Children and Adolescents Receiving Catch-Up Vaccination

• Double-blind, active comparator-controlled descriptive study.
• Three age cohorts: 7-11 months, 12-23 months, 2-17 years.
• Randomly assigned to receive Vaxneuvance (n=303) or Prevnar 13 (n=303).
• Two youngest cohorts: pneumococcal vaccine-naïve at enrollment.
• Oldest cohort: pneumococcal vaccine-naïve, not fully vaccinated, or had completed a dosing regimen with a lower valency pneumococcal conjugate vaccine (excluding Prevnar 13).
• Pneumococcal vaccine-naïve received 1 to 3 doses of Vaxneuvance or Prevnar 13.
• Participants 2-17 yrs received 1 dose of Vaxneuvance.
• Catch-up vaccination with Vaxneuvance elicited immune responses at 30 days following the last dose of vaccine, in children 7 months through 17 years of age that were numerically similar to Prevnar 13 for the shared serotypes and higher than Prevnar 13 for the unique serotypes 22F and 33F.

Concomitant Vaccine Administration: Pentacel, Vaqta, M-M-R II, Varivax, Hiberix

• Concomitant administration of Pentacel with each of the 3 infant doses of either Vaxneuvance (n=598) or Prevnar 13 (n=601) was evaluated 30 days following the third dose; concomitant administration of single doses of Vaqta, M-M-R II, Varivax and Hiberix with the fourth dose of either Vaxneuvance or Prevnar 13 was evaluated 30 days following vaccination.
• Compared with Prevnar 13, there was no evidence that Vaxneuvance interfered with immune responses to these vaccines.
• Immune responses to the antigens in Pentacel following completion of the 4-dose series were not evaluated.
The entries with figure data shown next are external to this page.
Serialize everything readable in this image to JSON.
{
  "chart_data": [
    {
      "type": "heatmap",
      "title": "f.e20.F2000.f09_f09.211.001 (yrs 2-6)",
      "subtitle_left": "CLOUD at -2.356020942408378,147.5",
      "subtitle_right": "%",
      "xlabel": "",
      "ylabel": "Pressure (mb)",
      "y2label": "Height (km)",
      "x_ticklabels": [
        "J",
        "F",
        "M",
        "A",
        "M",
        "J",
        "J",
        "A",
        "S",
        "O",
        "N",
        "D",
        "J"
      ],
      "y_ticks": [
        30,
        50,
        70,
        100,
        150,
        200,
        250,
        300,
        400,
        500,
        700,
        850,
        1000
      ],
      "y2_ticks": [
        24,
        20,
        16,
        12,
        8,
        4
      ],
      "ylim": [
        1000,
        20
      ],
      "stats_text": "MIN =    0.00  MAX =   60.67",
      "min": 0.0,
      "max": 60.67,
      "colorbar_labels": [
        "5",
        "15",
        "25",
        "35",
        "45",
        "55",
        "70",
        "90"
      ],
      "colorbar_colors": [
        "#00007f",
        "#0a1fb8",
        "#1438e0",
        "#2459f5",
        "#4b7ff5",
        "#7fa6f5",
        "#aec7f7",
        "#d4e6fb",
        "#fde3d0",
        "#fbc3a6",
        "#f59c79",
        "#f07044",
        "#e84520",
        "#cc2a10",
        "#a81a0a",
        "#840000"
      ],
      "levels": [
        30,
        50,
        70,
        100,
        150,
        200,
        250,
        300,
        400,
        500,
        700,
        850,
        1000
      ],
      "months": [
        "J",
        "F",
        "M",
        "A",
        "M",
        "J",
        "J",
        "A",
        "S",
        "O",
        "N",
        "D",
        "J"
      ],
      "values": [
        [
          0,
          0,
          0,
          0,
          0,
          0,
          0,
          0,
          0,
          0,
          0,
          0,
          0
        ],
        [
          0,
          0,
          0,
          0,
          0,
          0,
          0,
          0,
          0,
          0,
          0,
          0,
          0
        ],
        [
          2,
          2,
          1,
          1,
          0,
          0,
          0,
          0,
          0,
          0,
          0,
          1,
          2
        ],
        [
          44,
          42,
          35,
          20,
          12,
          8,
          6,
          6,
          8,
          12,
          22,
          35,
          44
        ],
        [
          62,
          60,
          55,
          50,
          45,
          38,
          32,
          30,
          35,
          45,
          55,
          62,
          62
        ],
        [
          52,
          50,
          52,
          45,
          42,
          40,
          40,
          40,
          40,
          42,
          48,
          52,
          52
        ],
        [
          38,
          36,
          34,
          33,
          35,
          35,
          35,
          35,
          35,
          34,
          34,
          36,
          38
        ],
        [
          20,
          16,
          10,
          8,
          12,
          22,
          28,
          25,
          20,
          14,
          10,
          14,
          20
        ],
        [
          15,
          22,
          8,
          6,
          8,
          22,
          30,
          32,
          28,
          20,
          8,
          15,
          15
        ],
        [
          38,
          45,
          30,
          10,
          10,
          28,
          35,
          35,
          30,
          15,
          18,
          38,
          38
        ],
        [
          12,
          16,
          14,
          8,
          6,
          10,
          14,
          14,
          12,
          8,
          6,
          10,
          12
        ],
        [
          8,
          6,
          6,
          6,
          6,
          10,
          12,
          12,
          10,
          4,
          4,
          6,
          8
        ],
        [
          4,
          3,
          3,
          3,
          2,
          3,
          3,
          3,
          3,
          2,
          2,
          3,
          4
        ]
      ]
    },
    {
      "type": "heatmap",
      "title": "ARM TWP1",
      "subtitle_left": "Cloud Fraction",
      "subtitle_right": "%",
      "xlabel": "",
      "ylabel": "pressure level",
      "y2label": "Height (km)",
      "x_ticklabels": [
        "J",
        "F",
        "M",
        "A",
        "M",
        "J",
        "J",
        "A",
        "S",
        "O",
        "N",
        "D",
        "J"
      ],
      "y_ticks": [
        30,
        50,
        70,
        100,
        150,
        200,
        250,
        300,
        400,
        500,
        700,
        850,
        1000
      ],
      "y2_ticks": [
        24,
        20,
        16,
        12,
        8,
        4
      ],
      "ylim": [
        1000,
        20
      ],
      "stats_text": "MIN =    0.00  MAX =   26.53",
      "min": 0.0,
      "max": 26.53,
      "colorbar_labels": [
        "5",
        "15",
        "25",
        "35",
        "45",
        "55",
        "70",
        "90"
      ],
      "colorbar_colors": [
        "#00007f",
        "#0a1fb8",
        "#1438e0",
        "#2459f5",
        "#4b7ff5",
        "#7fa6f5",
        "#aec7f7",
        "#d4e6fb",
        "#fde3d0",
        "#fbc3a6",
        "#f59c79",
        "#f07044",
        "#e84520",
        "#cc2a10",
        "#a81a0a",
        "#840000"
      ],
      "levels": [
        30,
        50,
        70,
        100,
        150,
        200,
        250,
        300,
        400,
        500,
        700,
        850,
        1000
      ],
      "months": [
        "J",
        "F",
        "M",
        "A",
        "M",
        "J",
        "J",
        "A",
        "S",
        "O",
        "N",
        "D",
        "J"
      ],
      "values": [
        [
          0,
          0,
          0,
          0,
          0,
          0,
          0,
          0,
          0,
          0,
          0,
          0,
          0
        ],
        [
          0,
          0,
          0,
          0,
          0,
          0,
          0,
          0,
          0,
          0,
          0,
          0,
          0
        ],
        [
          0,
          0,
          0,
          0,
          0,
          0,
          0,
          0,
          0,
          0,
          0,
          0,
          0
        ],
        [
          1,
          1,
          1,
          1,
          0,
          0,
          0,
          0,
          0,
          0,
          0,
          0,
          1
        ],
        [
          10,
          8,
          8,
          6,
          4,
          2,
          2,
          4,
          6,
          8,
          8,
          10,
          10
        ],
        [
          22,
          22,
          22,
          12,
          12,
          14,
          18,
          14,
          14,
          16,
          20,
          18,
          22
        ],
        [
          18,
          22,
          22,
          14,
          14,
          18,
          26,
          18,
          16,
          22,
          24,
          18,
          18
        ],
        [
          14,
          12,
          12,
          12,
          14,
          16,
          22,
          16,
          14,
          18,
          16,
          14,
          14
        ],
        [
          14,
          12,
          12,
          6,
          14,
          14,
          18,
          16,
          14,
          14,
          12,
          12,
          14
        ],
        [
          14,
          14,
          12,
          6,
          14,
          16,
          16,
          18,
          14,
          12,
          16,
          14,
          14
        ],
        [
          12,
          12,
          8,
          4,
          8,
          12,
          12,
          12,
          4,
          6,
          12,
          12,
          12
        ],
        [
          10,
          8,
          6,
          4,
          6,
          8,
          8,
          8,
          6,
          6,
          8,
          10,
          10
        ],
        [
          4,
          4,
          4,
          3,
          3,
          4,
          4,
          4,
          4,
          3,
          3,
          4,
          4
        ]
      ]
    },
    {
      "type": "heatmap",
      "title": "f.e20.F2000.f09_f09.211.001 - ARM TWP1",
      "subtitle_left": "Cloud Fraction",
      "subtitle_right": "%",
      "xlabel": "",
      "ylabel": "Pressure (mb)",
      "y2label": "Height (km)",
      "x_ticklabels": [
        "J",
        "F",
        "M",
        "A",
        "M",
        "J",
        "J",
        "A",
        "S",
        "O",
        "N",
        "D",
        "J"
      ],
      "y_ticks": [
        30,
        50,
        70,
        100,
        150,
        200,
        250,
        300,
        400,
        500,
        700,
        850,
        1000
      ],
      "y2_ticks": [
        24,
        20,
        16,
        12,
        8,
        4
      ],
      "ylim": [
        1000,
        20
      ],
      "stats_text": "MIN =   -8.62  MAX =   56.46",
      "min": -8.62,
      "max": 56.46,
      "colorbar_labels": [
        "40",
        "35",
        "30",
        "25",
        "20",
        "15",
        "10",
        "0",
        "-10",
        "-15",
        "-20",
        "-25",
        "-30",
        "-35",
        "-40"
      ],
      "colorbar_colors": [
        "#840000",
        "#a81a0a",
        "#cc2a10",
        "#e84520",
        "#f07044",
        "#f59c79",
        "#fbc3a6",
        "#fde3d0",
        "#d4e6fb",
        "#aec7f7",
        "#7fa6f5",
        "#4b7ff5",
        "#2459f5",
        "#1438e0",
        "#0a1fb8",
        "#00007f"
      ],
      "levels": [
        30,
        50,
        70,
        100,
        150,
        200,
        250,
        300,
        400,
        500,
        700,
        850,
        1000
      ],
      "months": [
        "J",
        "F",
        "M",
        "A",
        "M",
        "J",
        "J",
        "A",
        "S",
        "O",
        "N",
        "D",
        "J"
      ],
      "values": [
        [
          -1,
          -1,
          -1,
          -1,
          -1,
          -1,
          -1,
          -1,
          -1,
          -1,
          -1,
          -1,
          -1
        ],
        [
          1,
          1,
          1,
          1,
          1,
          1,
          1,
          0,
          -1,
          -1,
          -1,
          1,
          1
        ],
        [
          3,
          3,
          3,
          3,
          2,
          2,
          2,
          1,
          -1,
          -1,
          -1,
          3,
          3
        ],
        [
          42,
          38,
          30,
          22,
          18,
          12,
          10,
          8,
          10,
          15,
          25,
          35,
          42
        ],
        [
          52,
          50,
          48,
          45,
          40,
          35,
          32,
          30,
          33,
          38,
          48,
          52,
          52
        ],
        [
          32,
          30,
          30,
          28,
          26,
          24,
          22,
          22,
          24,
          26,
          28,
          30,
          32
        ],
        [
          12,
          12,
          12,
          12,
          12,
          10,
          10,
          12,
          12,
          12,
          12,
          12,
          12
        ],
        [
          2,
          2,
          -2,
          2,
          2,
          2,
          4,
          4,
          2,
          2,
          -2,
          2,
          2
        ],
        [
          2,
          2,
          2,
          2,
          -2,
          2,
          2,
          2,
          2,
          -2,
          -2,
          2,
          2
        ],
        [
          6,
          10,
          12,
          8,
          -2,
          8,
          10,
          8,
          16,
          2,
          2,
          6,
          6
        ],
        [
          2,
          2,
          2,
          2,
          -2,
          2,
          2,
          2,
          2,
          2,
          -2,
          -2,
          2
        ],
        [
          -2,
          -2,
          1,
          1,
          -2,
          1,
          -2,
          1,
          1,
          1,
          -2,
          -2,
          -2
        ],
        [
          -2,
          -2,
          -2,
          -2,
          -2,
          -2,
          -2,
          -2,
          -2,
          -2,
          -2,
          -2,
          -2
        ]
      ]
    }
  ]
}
Concomitant Vaccine Administration: Recombivax HB

• Concomitant administration of Recombivax HB with either Vaxneuvance (n=124) or Prevnar 13 (n=266) was evaluated 30 days following the third dose of pneumococcal conjugate vaccine.
• Compared with Prevnar 13, there was no evidence that Vaxneuvance interfered with immune response to Recombivax HB.